At its beginning, the play establishes two plots involving fathers and their children: Lear with Goneril, Regan, and Cordelia; Gloucester with Edmund and Edgar. The older children are villains who undermine the younger sibling. Critics note the parallels between the two plots but discount Edgar because his platitudes make him appear to be someone not to be taken seriously. So they ignore the decisive fight between the two brothers. Appearing as an unknown knight—the scene makes much of his concealed identity—, Edgar defeats Edmund. By doing so in single combat, Edgar establishes his identity as a family member and settles issues of governance between rivals to power—all according to chivalric romance motifs.
Then Lear, sent for as an afterthought, enters, howling in grief. He claims he might have saved Cordelia, but the only justice he could attain was to kill the man who hanged her. When an attendant vouches that he did so, Lear speaks up with pride: “Did I not, fellow?/I have seen the day, with my good biting falchion [a machete-like sword often curved]/I would have made him skip”—thus identifying himself in his youth as a knight. Scholars have ignored Lear’s self-identification and Edgar’s knightly performance: Lear a knight, Edgar a knight, both bound by the moral and religious guidance of godfather to “godsonne.” Edgar’s succession to the throne vanquishes the idea of nihilism and promises better rule for England.
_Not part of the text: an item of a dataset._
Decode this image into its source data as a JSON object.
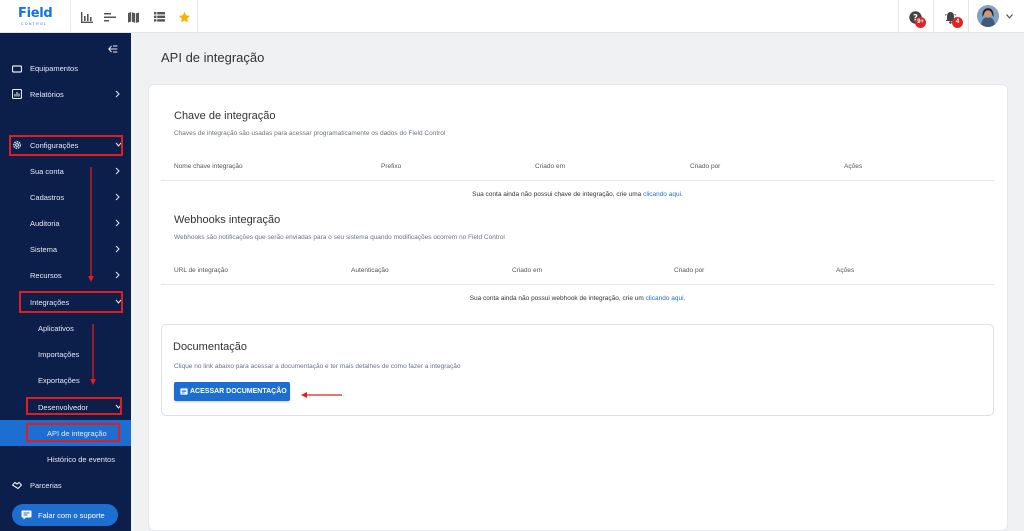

I need not claim that my scholarship is impeccable and my interpretations infallible. I need claim only that nothing discussed above justifies horrified incredulity. What has been gained by my scholarship? Something, but nothing earth-shattering. A better understanding of two of Shakespeare’s greatest tragedies. An appreciation of a contemporary perspective from contemporary cultural materials—a start to understanding others, not contemplating ourselves in our parochial terms. I am a small-d democrat, but I can admit that Macbeth and King Lear demonstrate that, in specific times and places, reasonable people can respect, even revere, monarchy. I know that I can live in a world with democracies and monarchies if their people accept them.